Von Apfel bis Zebra

WITTLICH. Selbst gesteuert Lesen lernen: Dahinter verbirgt sich ein Lernansatz, der alles andere als neu ist. Bei einer Lehrerfortbildung erläuterte der geistige Vater der Anlauttabelle, Jürgen Reichen, warum sein 1970 entwickelter Ansatz der bessere ist.

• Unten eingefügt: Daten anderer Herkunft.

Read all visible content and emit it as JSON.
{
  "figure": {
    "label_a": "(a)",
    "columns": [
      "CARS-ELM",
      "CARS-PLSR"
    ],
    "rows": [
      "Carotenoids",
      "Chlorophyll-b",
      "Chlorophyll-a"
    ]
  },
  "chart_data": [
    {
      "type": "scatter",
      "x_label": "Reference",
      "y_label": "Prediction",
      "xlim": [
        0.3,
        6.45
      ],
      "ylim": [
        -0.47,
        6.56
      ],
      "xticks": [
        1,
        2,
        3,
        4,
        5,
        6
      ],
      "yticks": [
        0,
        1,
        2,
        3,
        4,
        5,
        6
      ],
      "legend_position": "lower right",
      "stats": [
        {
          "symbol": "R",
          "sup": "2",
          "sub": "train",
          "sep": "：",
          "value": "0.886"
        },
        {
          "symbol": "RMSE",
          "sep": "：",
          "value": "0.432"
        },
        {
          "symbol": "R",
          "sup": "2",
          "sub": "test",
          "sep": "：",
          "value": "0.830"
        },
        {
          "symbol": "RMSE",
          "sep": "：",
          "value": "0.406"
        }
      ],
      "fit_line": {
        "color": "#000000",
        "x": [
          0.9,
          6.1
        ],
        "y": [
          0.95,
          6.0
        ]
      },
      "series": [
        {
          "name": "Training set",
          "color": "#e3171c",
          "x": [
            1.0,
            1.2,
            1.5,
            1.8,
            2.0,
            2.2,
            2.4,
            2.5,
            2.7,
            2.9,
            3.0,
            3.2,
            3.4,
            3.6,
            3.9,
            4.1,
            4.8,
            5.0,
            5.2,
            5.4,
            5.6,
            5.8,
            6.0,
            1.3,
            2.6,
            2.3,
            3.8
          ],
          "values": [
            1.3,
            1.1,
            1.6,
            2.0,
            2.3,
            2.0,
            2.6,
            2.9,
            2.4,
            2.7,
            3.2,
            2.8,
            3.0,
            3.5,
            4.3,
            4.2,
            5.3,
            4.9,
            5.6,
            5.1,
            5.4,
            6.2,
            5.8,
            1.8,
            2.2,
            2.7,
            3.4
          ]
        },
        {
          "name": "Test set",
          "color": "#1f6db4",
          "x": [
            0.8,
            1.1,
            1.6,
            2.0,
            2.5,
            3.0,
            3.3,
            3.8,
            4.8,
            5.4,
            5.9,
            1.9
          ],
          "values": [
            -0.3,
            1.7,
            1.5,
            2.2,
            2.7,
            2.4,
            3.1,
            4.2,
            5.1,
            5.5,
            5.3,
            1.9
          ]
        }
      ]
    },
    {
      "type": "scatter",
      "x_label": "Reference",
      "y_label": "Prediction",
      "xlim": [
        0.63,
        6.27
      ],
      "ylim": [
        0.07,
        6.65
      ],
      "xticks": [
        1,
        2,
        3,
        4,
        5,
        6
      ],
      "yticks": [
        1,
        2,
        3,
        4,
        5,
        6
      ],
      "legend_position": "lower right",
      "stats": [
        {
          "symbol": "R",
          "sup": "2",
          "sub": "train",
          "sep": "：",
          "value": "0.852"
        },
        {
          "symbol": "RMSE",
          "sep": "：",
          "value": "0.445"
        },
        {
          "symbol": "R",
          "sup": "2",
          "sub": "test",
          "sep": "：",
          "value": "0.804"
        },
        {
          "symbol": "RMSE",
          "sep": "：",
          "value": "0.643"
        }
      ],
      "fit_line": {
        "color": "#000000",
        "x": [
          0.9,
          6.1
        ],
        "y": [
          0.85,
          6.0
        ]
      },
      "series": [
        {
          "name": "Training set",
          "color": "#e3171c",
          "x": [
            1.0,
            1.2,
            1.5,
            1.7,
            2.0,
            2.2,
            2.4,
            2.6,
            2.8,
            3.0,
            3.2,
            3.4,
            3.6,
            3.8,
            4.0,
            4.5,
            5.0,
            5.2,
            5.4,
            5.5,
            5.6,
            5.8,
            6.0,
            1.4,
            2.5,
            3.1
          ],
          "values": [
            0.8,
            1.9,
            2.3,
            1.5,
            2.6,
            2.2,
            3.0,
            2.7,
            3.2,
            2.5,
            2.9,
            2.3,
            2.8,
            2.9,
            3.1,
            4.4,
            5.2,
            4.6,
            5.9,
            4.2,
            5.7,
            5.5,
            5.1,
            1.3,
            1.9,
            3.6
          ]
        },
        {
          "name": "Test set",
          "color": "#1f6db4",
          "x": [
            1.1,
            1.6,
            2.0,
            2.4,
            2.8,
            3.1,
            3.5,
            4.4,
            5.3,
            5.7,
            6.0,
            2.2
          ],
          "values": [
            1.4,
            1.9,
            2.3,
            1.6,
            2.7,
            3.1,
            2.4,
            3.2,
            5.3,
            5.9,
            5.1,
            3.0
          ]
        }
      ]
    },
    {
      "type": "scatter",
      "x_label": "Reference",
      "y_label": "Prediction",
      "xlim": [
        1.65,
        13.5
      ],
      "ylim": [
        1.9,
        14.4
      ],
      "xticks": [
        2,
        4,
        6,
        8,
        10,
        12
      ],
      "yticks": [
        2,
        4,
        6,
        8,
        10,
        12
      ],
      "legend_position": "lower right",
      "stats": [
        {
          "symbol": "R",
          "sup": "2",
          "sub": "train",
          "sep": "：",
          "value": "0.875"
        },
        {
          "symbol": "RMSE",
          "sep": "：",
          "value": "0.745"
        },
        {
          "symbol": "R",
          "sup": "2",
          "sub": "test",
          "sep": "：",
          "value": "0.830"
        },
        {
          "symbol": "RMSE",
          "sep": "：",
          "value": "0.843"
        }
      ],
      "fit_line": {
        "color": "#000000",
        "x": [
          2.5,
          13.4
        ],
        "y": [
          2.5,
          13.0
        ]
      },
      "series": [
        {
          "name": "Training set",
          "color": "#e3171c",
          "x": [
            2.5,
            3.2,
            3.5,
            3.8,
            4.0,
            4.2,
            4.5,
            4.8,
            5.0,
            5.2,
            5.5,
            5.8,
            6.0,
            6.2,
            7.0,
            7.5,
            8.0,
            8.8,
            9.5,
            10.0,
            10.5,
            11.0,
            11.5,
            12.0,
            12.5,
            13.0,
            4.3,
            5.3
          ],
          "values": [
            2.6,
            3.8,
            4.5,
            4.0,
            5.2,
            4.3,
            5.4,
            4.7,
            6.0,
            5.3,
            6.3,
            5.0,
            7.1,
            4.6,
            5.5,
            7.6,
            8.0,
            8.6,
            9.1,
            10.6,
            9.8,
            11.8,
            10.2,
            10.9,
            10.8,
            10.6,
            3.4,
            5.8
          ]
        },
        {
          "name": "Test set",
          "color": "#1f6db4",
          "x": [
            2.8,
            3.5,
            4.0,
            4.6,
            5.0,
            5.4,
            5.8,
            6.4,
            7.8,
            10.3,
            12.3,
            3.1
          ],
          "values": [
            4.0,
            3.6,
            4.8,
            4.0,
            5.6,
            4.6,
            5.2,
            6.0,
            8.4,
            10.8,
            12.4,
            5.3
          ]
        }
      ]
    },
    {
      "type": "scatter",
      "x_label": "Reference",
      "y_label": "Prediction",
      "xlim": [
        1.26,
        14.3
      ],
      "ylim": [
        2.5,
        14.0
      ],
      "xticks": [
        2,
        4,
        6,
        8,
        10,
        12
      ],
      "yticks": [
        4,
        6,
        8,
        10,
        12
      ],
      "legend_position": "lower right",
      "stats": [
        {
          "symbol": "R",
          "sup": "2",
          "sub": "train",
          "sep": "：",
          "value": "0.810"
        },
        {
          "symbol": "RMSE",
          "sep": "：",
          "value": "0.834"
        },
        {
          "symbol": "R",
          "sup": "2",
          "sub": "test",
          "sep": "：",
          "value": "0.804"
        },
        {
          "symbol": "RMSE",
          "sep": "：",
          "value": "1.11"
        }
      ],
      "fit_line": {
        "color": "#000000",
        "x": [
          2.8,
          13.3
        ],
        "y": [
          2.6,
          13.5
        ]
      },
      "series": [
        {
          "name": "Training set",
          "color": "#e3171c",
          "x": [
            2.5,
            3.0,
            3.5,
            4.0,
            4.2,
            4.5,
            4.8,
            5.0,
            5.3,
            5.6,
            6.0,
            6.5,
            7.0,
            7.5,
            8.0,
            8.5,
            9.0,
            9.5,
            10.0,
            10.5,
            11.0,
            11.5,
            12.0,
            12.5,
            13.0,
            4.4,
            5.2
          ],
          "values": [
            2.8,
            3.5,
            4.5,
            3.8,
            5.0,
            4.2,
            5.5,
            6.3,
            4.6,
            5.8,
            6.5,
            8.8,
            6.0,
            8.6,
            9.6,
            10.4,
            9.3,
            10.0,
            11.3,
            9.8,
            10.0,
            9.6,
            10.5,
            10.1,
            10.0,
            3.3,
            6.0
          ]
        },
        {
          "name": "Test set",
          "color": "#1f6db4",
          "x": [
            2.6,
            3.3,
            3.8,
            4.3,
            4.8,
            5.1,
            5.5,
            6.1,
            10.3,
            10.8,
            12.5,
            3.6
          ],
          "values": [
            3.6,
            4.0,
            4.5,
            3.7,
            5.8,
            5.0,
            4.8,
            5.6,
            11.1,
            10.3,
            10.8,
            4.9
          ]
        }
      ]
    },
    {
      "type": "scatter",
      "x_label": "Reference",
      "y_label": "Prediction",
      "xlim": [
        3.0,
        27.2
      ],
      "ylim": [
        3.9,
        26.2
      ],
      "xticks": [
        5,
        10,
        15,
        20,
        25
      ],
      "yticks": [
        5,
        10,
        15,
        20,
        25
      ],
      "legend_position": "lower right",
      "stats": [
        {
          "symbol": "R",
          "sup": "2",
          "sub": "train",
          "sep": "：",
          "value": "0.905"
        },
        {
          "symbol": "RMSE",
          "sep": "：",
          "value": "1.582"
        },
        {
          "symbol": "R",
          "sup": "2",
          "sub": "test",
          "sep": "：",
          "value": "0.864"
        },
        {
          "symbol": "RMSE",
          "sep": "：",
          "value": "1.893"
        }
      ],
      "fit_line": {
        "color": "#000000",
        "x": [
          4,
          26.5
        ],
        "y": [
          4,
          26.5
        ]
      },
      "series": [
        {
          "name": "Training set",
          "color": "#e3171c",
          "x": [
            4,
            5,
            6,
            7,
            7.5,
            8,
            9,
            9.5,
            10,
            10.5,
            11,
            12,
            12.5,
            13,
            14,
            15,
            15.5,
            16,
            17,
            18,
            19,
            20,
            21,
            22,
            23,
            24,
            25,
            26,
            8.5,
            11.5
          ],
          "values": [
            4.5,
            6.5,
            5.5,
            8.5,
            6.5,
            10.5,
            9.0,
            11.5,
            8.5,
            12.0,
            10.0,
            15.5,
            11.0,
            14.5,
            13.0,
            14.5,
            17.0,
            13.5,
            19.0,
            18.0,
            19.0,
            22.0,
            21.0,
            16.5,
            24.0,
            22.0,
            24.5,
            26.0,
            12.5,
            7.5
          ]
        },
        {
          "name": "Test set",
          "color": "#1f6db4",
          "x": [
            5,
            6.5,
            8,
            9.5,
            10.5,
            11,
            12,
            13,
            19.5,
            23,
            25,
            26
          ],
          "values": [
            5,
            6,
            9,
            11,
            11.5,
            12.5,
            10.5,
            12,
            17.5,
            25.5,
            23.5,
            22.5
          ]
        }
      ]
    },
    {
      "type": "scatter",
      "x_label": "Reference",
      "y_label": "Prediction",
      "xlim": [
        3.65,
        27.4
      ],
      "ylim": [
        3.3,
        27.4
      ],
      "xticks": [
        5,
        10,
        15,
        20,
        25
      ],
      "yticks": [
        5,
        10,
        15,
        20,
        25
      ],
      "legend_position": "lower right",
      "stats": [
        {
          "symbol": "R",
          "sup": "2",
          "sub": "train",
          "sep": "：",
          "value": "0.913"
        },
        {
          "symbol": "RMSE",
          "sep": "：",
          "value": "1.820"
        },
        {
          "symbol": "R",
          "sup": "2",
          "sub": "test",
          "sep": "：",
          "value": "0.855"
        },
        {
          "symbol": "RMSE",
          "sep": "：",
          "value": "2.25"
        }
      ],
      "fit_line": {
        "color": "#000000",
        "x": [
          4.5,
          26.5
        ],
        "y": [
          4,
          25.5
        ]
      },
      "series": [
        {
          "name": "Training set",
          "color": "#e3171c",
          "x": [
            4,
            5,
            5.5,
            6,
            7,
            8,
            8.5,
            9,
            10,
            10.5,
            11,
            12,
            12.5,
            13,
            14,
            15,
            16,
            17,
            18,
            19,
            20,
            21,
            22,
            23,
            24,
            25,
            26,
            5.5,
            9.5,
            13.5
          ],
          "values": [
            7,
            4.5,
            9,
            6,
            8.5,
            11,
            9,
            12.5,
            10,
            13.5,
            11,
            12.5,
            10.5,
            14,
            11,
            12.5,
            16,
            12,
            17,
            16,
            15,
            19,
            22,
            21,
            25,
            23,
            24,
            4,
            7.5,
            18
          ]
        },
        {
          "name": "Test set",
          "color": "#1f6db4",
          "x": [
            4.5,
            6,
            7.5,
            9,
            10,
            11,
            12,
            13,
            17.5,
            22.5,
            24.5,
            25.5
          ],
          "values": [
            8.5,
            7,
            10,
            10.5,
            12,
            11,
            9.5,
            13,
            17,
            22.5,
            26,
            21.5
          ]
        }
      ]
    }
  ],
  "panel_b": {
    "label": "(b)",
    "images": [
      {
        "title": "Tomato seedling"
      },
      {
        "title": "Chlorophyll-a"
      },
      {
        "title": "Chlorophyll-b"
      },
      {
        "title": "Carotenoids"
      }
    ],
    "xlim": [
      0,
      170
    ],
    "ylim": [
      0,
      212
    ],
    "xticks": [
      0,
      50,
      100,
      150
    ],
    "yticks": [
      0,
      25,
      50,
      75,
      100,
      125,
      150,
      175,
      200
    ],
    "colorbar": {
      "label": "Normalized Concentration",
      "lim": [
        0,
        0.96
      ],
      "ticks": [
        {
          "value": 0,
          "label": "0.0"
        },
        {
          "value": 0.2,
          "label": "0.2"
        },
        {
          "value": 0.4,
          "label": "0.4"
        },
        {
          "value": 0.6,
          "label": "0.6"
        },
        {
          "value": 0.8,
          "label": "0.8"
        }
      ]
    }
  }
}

Im Sommer wird Jürgen Reichen in den Ruhestand gehen. Es war also die letzte Gelegenheit für Lehrer, den Vater der Anlauttabelle persönlich zu hören. Und das war die lange Anfahrt wert, die zahlreiche Kollegen in Kauf genommen hatten, um die Methode des "Lesen-durch-Schreiben" noch einmal aus erster Hand vorgestellt zu bekommen. Die Luft in der Aula der Grundschule Friedrichstraße war schlecht: Zu viele Lehrer hatten sich hineingequetscht. Das tat der guten Laune jedoch keinen Abbruch. Auch die gute Laune eine Botschaft des Verfechters des selbst gesteuerten Lesenlernens: Lernen kann Spaß machen. Man braucht Erfolgserlebnisse, und die vermittelt seine Methode eher als die übliche, bei der die Sechsjährigen häufig zu hören bekommen: So ist es falsch! Frust ist angesagt, wo Motivation viel mehr bewirken würde. Bei Reichen bekommen die Kinder am zweiten Schultag eine Überblickszeichnung an die Hand, die Buchstaben dadurch vermittelt, dass sie ein jeweils passendes Bild zum Buchstaben setzt: Bei A könnte dies ein Apfel sein, bei B eine Blume, bei H ein Haus, bei Z ein Zebra. Doch Kinder werden auf diese Weise nicht vom ersten Tag an schreiben wie der Duden es verlangt. "Warum sollten sie auch?", fragt Reichen. In allen anderen Lernbereichen ist es uns selbstverständlich, dass wir das Wissen langsam aufbauen. "In der Geografie beginnen wir auch nicht in Bangladesh, sondern im eigenen Landkreis; in der Mathematik müssen die Kinder auch nicht sofort im Tausenderraum rechnen." Er sieht es so: "Mit der Fibel lerne ich nicht lesen, ich lerne nur entziffern." Und wer nur entziffere, der werde nie ein Buch lesen.Bei Hannah hat es sofort "klick" gemacht

Der ewige Frust - "du machst das verkehrt" - bleibt schwachen Schüler nach Reichens Methode weitgehend erspart. "Bei ihnen gibt es keinen Zweifel, dass sie nicht schreiben können." Die Kunst des Lehrers dabei ist, kreativ zu lesen, was seine Schüler ihm vorsetzen. Reichen kommt aus der Praxis. Darum erliegt er nicht der Versuchung, sich Illusionen bezüglich der Schreiblust seiner Erstklässler zu machen. Gerade so wie ihre Eltern drücken sich auch die meisten Kinder ums Schreiben. Darum Regel Nummer eins: Fünf Wörter müssen es schon sein am Tag. Danach können seine Schüler gerade so lernen, wie es ihnen am meisten zusagt: "Diese fünf Wörter sind der Eintrittspreis für einen schönen Vormittag." In einem Raum nebenan können sich die Kinder selbstständig ergänzendes Lernmaterial nehmen, auf das sie gerade Lust haben: Wörter-Puzzles oder Rätselhefte. Korrigiert werden manche Fehler gar nicht, grobe Vokalfehler jedoch von Anfang an. Am Ende der Veranstaltung fragte eine Teilnehmerin nach dem langsamsten und dem schnellsten Kind an Reichens Schule. Der langsamste sei inzwischen 18 Jahre alt und könne es immer noch nicht. Wahrscheinlich werde er es nie lernen: Vater und Mutter seien selbst Analphabeten. Und dann erzählt er von Hannah. Montag war ihr erster Schultag, Dienstag bekam sie die Anlauttabelle und verabschiedete sich mit den Worten: "Also, Frau Lehrerin, schreiben kann ich ja schon." Abends war Elternabend. Alle standen Reichens Methode skeptisch gegenüber. Nur Hannahs Mutter sagte: "Ich versteh es ja auch nicht, aber ich glaube, bei ihr hat es schon "klick" gemacht." Mittwochs bat die Lehrerin Hannah, die Geschichte aufzuschreiben, wie sie schreiben gelernt hatte. Diesen Aufsatz zeigte Reichen vor: Ein faszinierender Beleg für seine Theorie, dass, wer einmal das Prinzip der Anlauttabelle verstanden hat, schlagartig alles schreiben kann.